Ein Islandhund vor oder nach dem Kind?

von Silke Müller-Uloth


Heute berichte ich in eigener Sache, da ich künftigen Islandhundebesitzern oder zukünftigen Eltern, die schon einen Islandhund haben, ein paar nützliche Tipps mit auf den Weg geben möchte.

Seit 1999 lebt Skundi bei uns als "Einzelrüde". Er musste sein Zuhause und auch uns ab und zu mal mit einem Kumpel teilen, wenn wir einen Ferienhund in Pflege hatten. Alles kein Problem für Skundi, obwohl es sich um sein Revier handelt.

Jetzt sind wir seit Anfang September 2004 glückliche Eltern eines mittlerweile 5 Monaten alten Jungen, namens Thorge. Als wir unseren Familien und Freunden berichteten, dass sich bei uns zweibeiniger Nachwuchs anmeldete, kam gleich die Frage - und was sagt Skundi dazu? Habt ihr keine Angst, dass es Probleme geben könnte?

Nein, es gab keine Probleme. Ganz im Gegenteil, der Hund vor dem Kind hat viele Vorteile. Man hat genügend Zeit für seine Erziehung, hat viel mit ihm unternommen und das eine oder andere Abenteuer gemeinsam überstanden. Die Rangfolge in der Familie ist geklärt und der Hund weiß, wer das Sagen hat.
Islandhunde, die gut sozialisiert sind und nicht auf die Seite geschoben werden, wenn ein Baby kommt, sind die besten Begleiter und Freunde. Sie passen sich der jeweiligen Situation an, so z.b. konnte ich bei Skundi beobachten, dass er mich während meiner gesamten Schwangerschaft nicht mehr aus den Augen ließ und, wo er sonst keine Rücksicht kannte, schraubte er seinen Anspruch an Beschäftigung mit Zunahme meines Bauchumfanges immer weiter zurück.
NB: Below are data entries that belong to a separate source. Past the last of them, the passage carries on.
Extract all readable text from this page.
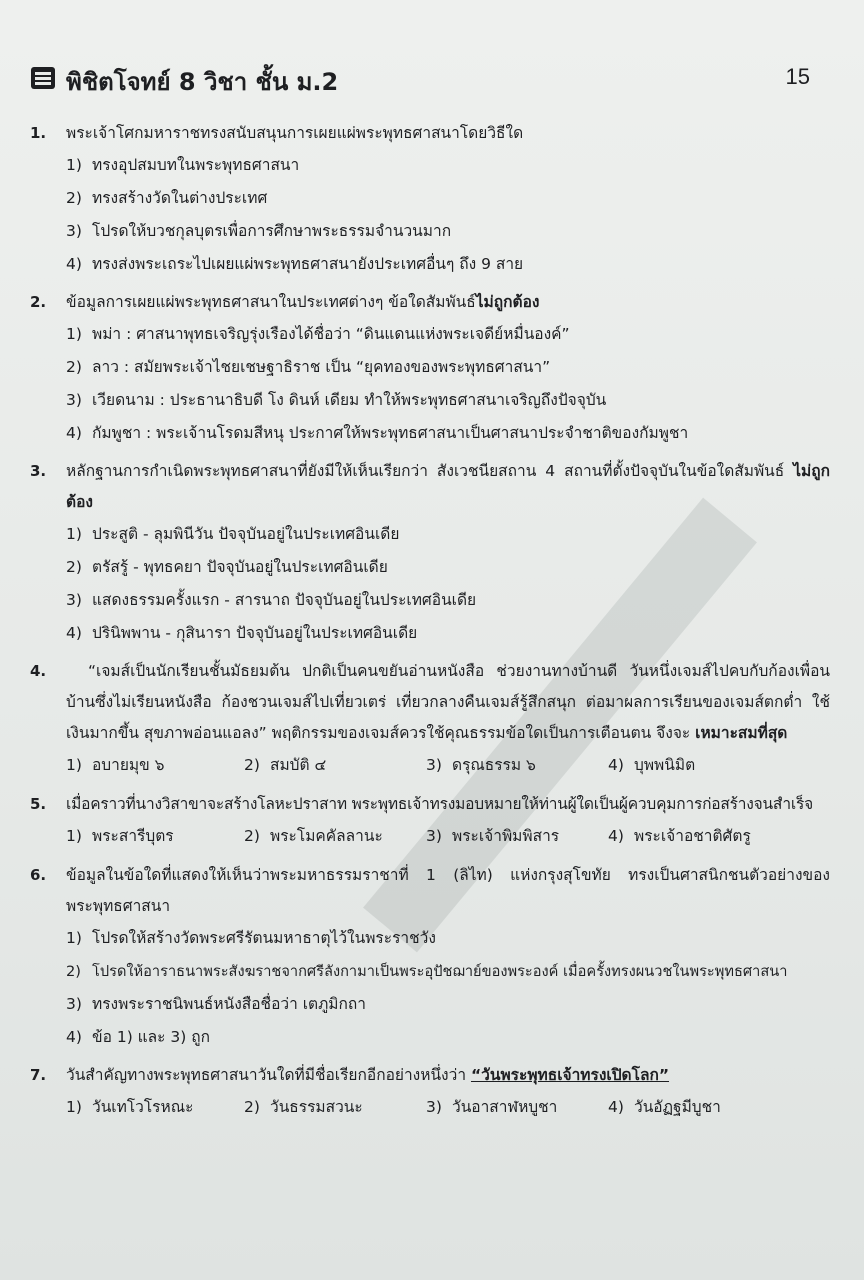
พิชิตโจทย์ 8 วิชา ชั้น ม.2	15
1. พระเจ้าโศกมหาราชทรงสนับสนุนการเผยแผ่พระพุทธศาสนาโดยวิธีใด
1) ทรงอุปสมบทในพระพุทธศาสนา
2) ทรงสร้างวัดในต่างประเทศ
3) โปรดให้บวชกุลบุตรเพื่อการศึกษาพระธรรมจำนวนมาก
4) ทรงส่งพระเถระไปเผยแผ่พระพุทธศาสนายังประเทศอื่นๆ ถึง 9 สาย
2. ข้อมูลการเผยแผ่พระพุทธศาสนาในประเทศต่างๆ ข้อใดสัมพันธ์ไม่ถูกต้อง
1) พม่า : ศาสนาพุทธเจริญรุ่งเรืองได้ชื่อว่า “ดินแดนแห่งพระเจดีย์หมื่นองค์”
2) ลาว : สมัยพระเจ้าไชยเชษฐาธิราช เป็น “ยุคทองของพระพุทธศาสนา”
3) เวียดนาม : ประธานาธิบดี โง ดินห์ เดียม ทำให้พระพุทธศาสนาเจริญถึงปัจจุบัน
4) กัมพูชา : พระเจ้านโรดมสีหนุ ประกาศให้พระพุทธศาสนาเป็นศาสนาประจำชาติของกัมพูชา
3. หลักฐานการกำเนิดพระพุทธศาสนาที่ยังมีให้เห็นเรียกว่า สังเวชนียสถาน 4 สถานที่ตั้งปัจจุบันในข้อใดสัมพันธ์ ไม่ถูกต้อง
1) ประสูติ - ลุมพินีวัน ปัจจุบันอยู่ในประเทศอินเดีย
2) ตรัสรู้ - พุทธคยา ปัจจุบันอยู่ในประเทศอินเดีย
3) แสดงธรรมครั้งแรก - สารนาถ ปัจจุบันอยู่ในประเทศอินเดีย
4) ปรินิพพาน - กุสินารา ปัจจุบันอยู่ในประเทศอินเดีย
4.	“เจมส์เป็นนักเรียนชั้นมัธยมต้น ปกติเป็นคนขยันอ่านหนังสือ ช่วยงานทางบ้านดี วันหนึ่งเจมส์ไปคบกับก้องเพื่อนบ้านซึ่งไม่เรียนหนังสือ ก้องชวนเจมส์ไปเที่ยวเตร่ เที่ยวกลางคืนเจมส์รู้สึกสนุก ต่อมาผลการเรียนของเจมส์ตกต่ำ ใช้เงินมากขึ้น สุขภาพอ่อนแอลง” พฤติกรรมของเจมส์ควรใช้คุณธรรมข้อใดเป็นการเตือนตน จึงจะ เหมาะสมที่สุด
1) อบายมุข ๖	2) สมบัติ ๔	3) ดรุณธรรม ๖	4) บุพพนิมิต
5. เมื่อคราวที่นางวิสาขาจะสร้างโลหะปราสาท พระพุทธเจ้าทรงมอบหมายให้ท่านผู้ใดเป็นผู้ควบคุมการก่อสร้างจนสำเร็จ
1) พระสารีบุตร	2) พระโมคคัลลานะ	3) พระเจ้าพิมพิสาร	4) พระเจ้าอชาติศัตรู
6. ข้อมูลในข้อใดที่แสดงให้เห็นว่าพระมหาธรรมราชาที่ 1 (ลิไท) แห่งกรุงสุโขทัย ทรงเป็นศาสนิกชนตัวอย่างของพระพุทธศาสนา
1) โปรดให้สร้างวัดพระศรีรัตนมหาธาตุไว้ในพระราชวัง
2) โปรดให้อาราธนาพระสังฆราชจากศรีลังกามาเป็นพระอุปัชฌาย์ของพระองค์ เมื่อครั้งทรงผนวชในพระพุทธศาสนา
3) ทรงพระราชนิพนธ์หนังสือชื่อว่า เตภูมิกถา
4) ข้อ 1) และ 3) ถูก
7. วันสำคัญทางพระพุทธศาสนาวันใดที่มีชื่อเรียกอีกอย่างหนึ่งว่า “วันพระพุทธเจ้าทรงเปิดโลก”
1) วันเทโวโรหณะ	2) วันธรรมสวนะ	3) วันอาสาฬหบูชา	4) วันอัฏฐมีบูชา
Als wir dann Thorge aus dem Krankenhaus mit nach Hause brachten, waren wir sehr gespannt auf Skundis Reaktion. Christian hatte ihm vorher, auf Anraten der Säuglingsschwestern eine gebrauchte Windel und einen getragenen Body mitgebracht. Die Sachen fand Skundi nicht sonderlich interessant. Als wir ihm Thorge auf einer Decke präsentierten und zum Abschnuppern freigaben, schaute er uns nur mit großen Augen an. Was soll das? Kenne ich doch längst, schienen seine Blicke zu sagen. Anstandshalber leckte er dem Lütten vorsichtig die Händchen und stupste einmal mit der Nase am Bauch. Das war alles. Danach ging er wieder in die Diele und legte sich auf seine Decke.

Heute versucht Skundi Thorge zu beschützen, wenn er der Meinung ist, dass es notwendig sei. Aber er ist dabei Menschen gegenüber nie aggressiv. Er beobachtet alle ganz genau und will dann natürlich auch gestreichelt und gelobt werden. Ansonsten schnuffelt er Thorge manchmal durch, legt sich zu ihm auf den Fußboden und lässt den Lütten gewähren. Wichtig ist nur, dass er überall dabei sein darf und nicht den Eindruck bekommt, dass man ihn ausschließt.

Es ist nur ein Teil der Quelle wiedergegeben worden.